TREVOR PAGLEN: Yes, yes, sure.
While they are enjoying
their day at the beach, I don’t really care what they think about. But I think
that, as a culture, yes, we should be paying attention to what’s going on. We
should be paying attention to the things that are shaping what the rest of our
lives are going to be like and what our children’s lives are going to be like.
JEFFREY BROWN: Paglen loves to collect the odd code
names and emblems attached to thousands of secret programs. They, too, become
part of his art.
He’s worked often with
investigative journalists. His footage of NSA bases was included in “Citizenfour,”
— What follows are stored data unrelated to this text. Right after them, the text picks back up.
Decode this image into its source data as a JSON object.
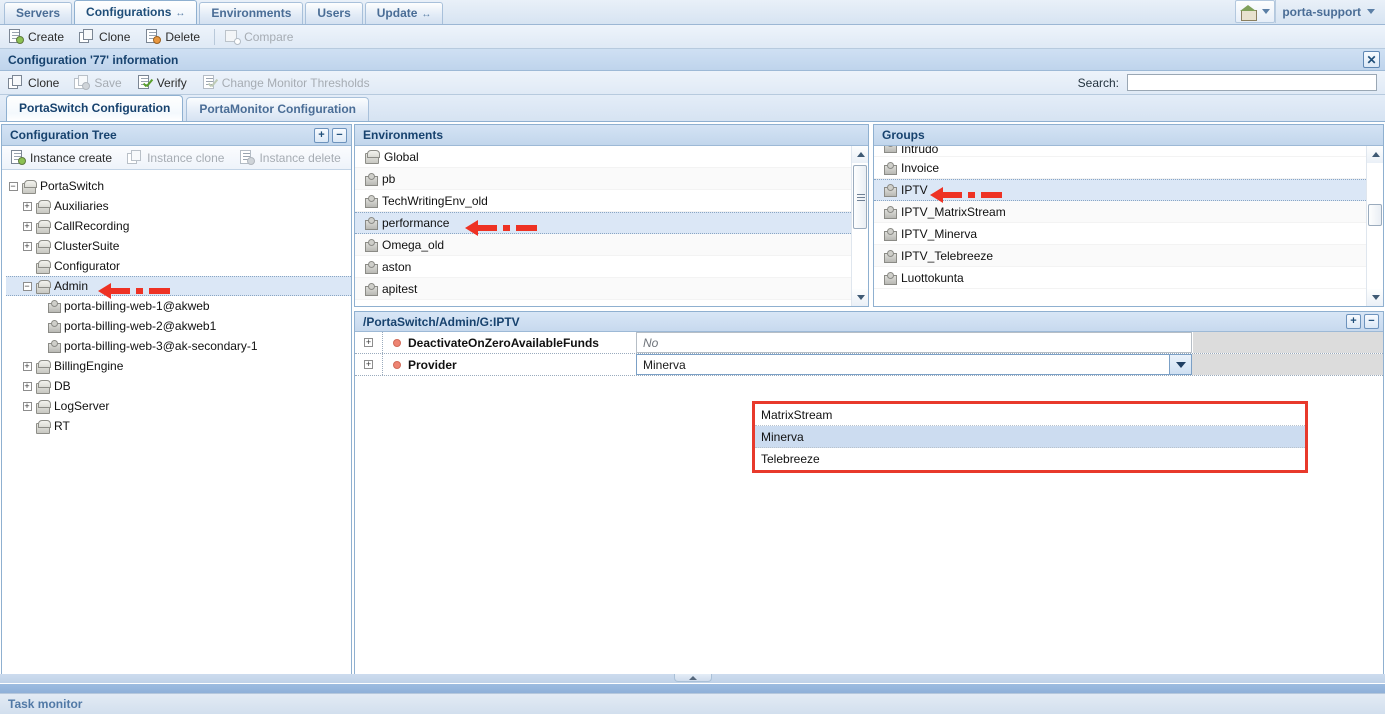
{
  "topnav": {
    "tabs": [
      {
        "label": "Servers",
        "active": false,
        "arrow": false
      },
      {
        "label": "Configurations",
        "active": true,
        "arrow": true
      },
      {
        "label": "Environments",
        "active": false,
        "arrow": false
      },
      {
        "label": "Users",
        "active": false,
        "arrow": false
      },
      {
        "label": "Update",
        "active": false,
        "arrow": true
      }
    ],
    "arrow_glyph": "↔",
    "user": "porta-support"
  },
  "main_toolbar": {
    "buttons": [
      {
        "label": "Create",
        "icon": "page-add-icon",
        "disabled": false
      },
      {
        "label": "Clone",
        "icon": "copy-icon",
        "disabled": false
      },
      {
        "label": "Delete",
        "icon": "page-delete-icon",
        "disabled": false
      },
      {
        "label": "Compare",
        "icon": "compare-icon",
        "disabled": true
      }
    ]
  },
  "config_header": {
    "title": "Configuration '77' information",
    "close_glyph": "✕"
  },
  "sub_toolbar": {
    "buttons": [
      {
        "label": "Clone",
        "icon": "copy-icon",
        "disabled": false
      },
      {
        "label": "Save",
        "icon": "save-icon",
        "disabled": true
      },
      {
        "label": "Verify",
        "icon": "verify-icon",
        "disabled": false
      },
      {
        "label": "Change Monitor Thresholds",
        "icon": "verify-icon",
        "disabled": true
      }
    ],
    "search_label": "Search:",
    "search_value": "",
    "search_placeholder": ""
  },
  "content_tabs": [
    {
      "label": "PortaSwitch Configuration",
      "active": true
    },
    {
      "label": "PortaMonitor Configuration",
      "active": false
    }
  ],
  "tree_panel": {
    "title": "Configuration Tree",
    "expand_all_label": "+",
    "collapse_all_label": "−",
    "toolbar": [
      {
        "label": "Instance create",
        "icon": "page-add-icon",
        "disabled": false
      },
      {
        "label": "Instance clone",
        "icon": "copy-icon",
        "disabled": true
      },
      {
        "label": "Instance delete",
        "icon": "page-delete-icon",
        "disabled": true
      }
    ],
    "nodes": [
      {
        "label": "PortaSwitch",
        "icon": "cube-icon",
        "depth": 0,
        "expander": "−",
        "selected": false
      },
      {
        "label": "Auxiliaries",
        "icon": "cube-icon",
        "depth": 1,
        "expander": "+",
        "selected": false
      },
      {
        "label": "CallRecording",
        "icon": "cube-icon",
        "depth": 1,
        "expander": "+",
        "selected": false
      },
      {
        "label": "ClusterSuite",
        "icon": "cube-icon",
        "depth": 1,
        "expander": "+",
        "selected": false
      },
      {
        "label": "Configurator",
        "icon": "cube-icon",
        "depth": 1,
        "expander": "",
        "selected": false
      },
      {
        "label": "Admin",
        "icon": "cube-icon",
        "depth": 1,
        "expander": "−",
        "selected": true,
        "annotated": true
      },
      {
        "label": "porta-billing-web-1@akweb",
        "icon": "puzzle-icon",
        "depth": 2,
        "expander": "",
        "selected": false
      },
      {
        "label": "porta-billing-web-2@akweb1",
        "icon": "puzzle-icon",
        "depth": 2,
        "expander": "",
        "selected": false
      },
      {
        "label": "porta-billing-web-3@ak-secondary-1",
        "icon": "puzzle-icon",
        "depth": 2,
        "expander": "",
        "selected": false
      },
      {
        "label": "BillingEngine",
        "icon": "cube-icon",
        "depth": 1,
        "expander": "+",
        "selected": false
      },
      {
        "label": "DB",
        "icon": "cube-icon",
        "depth": 1,
        "expander": "+",
        "selected": false
      },
      {
        "label": "LogServer",
        "icon": "cube-icon",
        "depth": 1,
        "expander": "+",
        "selected": false
      },
      {
        "label": "RT",
        "icon": "cube-icon",
        "depth": 1,
        "expander": "",
        "selected": false
      }
    ]
  },
  "environments_panel": {
    "title": "Environments",
    "items": [
      {
        "label": "Global",
        "icon": "cube-icon",
        "selected": false
      },
      {
        "label": "pb",
        "icon": "puzzle-icon",
        "selected": false
      },
      {
        "label": "TechWritingEnv_old",
        "icon": "puzzle-icon",
        "selected": false
      },
      {
        "label": "performance",
        "icon": "puzzle-icon",
        "selected": true,
        "annotated": true
      },
      {
        "label": "Omega_old",
        "icon": "puzzle-icon",
        "selected": false
      },
      {
        "label": "aston",
        "icon": "puzzle-icon",
        "selected": false
      },
      {
        "label": "apitest",
        "icon": "puzzle-icon",
        "selected": false
      }
    ]
  },
  "groups_panel": {
    "title": "Groups",
    "partial_top_label": "Intrudo",
    "items": [
      {
        "label": "Invoice",
        "icon": "puzzle-icon",
        "selected": false
      },
      {
        "label": "IPTV",
        "icon": "puzzle-icon",
        "selected": true,
        "annotated": true
      },
      {
        "label": "IPTV_MatrixStream",
        "icon": "puzzle-icon",
        "selected": false
      },
      {
        "label": "IPTV_Minerva",
        "icon": "puzzle-icon",
        "selected": false
      },
      {
        "label": "IPTV_Telebreeze",
        "icon": "puzzle-icon",
        "selected": false
      },
      {
        "label": "Luottokunta",
        "icon": "puzzle-icon",
        "selected": false
      }
    ]
  },
  "details_panel": {
    "path": "/PortaSwitch/Admin/G:IPTV",
    "expand_label": "+",
    "collapse_label": "−",
    "rows": [
      {
        "name": "DeactivateOnZeroAvailableFunds",
        "value": "No",
        "readonly": true,
        "expander": "+"
      },
      {
        "name": "Provider",
        "value": "Minerva",
        "readonly": false,
        "expander": "+",
        "dropdown_open": true
      }
    ],
    "dropdown": {
      "options": [
        {
          "label": "MatrixStream",
          "selected": false
        },
        {
          "label": "Minerva",
          "selected": true
        },
        {
          "label": "Telebreeze",
          "selected": false
        }
      ],
      "highlight_color": "#e8392b"
    }
  },
  "status_bar": {
    "label": "Task monitor"
  },
  "colors": {
    "accent": "#17426e",
    "selection": "#dbe7f6",
    "annotation_red": "#ee3224",
    "status_dot": "#ee8472"
  }
}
Laura Poitras’ documentary about Edward Snowden. But he doesn’t consider
himself an activist with a political agenda.
TREVOR PAGLEN: If I say, I think we should pay
attention to Google as an institution, and that we should really think about
whether or not we want to have that sort of power concentrated in a particular
company, corporations with that sort of influence, how do we want them to
exist, is that an activist proposition?
Not really, in the sense
that you’re not proposing something that we’re going to do about it. But
perhaps it’s activist, in the sense that you’re saying, this is something I
think should be on our kind of social agenda to look at.
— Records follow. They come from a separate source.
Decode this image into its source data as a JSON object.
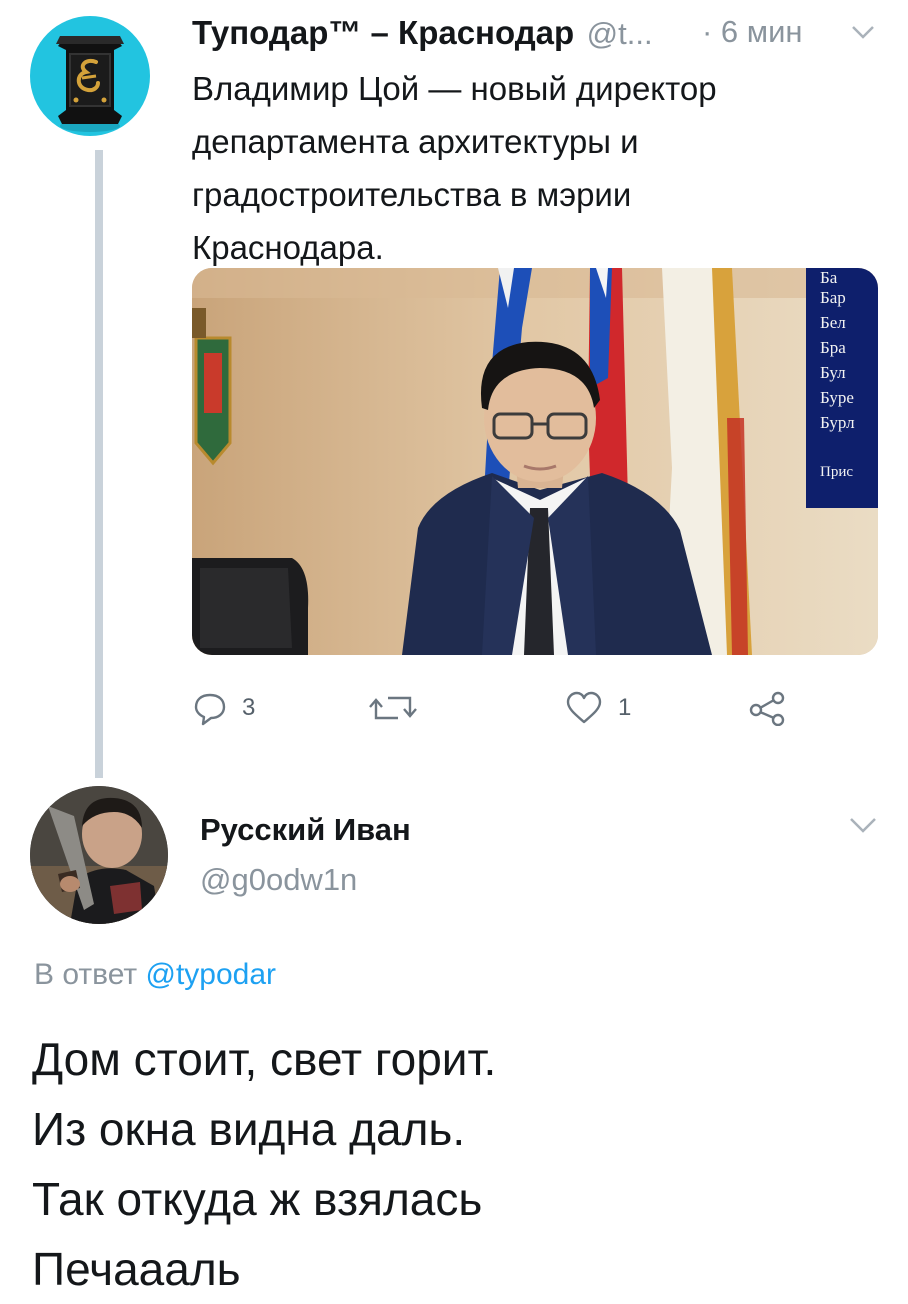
{
  "tweet": {
    "author_name": "Туподар™ – Краснодар",
    "handle": "@t...",
    "time": "· 6 мин",
    "text_lines": [
      "Владимир Цой — новый директор",
      "департамента архитектуры и",
      "градостроительства в мэрии",
      "Краснодара."
    ],
    "media_board_lines": [
      "Ба",
      "Бар",
      "Бел",
      "Бра",
      "Бул",
      "Буре",
      "Бурл",
      "Прис"
    ],
    "actions": {
      "reply_count": "3",
      "retweet_count": "",
      "like_count": "1"
    }
  },
  "reply": {
    "author_name": "Русский Иван",
    "handle": "@g0odw1n",
    "reply_prefix": "В ответ",
    "reply_mention": "@typodar",
    "text_lines": [
      "Дом стоит, свет горит.",
      "Из окна видна даль.",
      "Так откуда ж взялась",
      "Печаааль"
    ]
  },
  "colors": {
    "accent": "#1da1f2",
    "secondary_text": "#8a949d",
    "thread_line": "#c9d2da"
  },
  "icons": {
    "reply": "speech-bubble-icon",
    "retweet": "retweet-icon",
    "like": "heart-icon",
    "share": "share-icon",
    "menu": "chevron-down-icon"
  }
}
JEFFREY BROWN: His latest obsession, how artificial
intelligence is reshaping the world of imagery, with machines increasingly
making those images to be read, decoded and used by other machines, including
facial recognition algorithms.
And Paglen has one more
out-of-this-world idea coming soon. He’s designed his own satellite, but one
unlike those he documents.
TREVOR PAGLEN: The idea is to build a satellite that
has no military, scientific, or commercial value. Can we build a satellite that
is a work of art?
JEFFREY BROWN: This orb-like sculpture in the
exhibition is an early model. The actual piece will be diamond-shaped, and
reflect sunlight back to Earth, moving through the sky like a new star.
You’re a guy who’s been
looking at all these things up in the sky.
TREVOR PAGLEN: Yes.
JEFFREY BROWN: You had a desire to put your own thing
there?
TREVOR PAGLEN: Yes. I mean . . .
JEFFREY BROWN: Yes?
JEFFREY BROWN: Yes?
TREVOR PAGLEN: No, I try to — when I look at
infrastructures, and I look at the kind of political stuff that’s built into
our environments, I try to imagine, what would the opposite of that be?
Could we imagine if
space was for art? What would that be? And then I’m kind of ridiculous enough
where like, OK, let’s get busy, let’s do that.
(LAUGHTER)
JEFFREY BROWN: The Orbital Reflector, a project with
the Nevada Museum of Art, is expected to be launched this fall on a SpaceX
rocket. It will be visible in the sky for several months before burning out.
For the PBS NewsHour, I’m
Jeffrey Brown at the Smithsonian American Art Museum in Washington.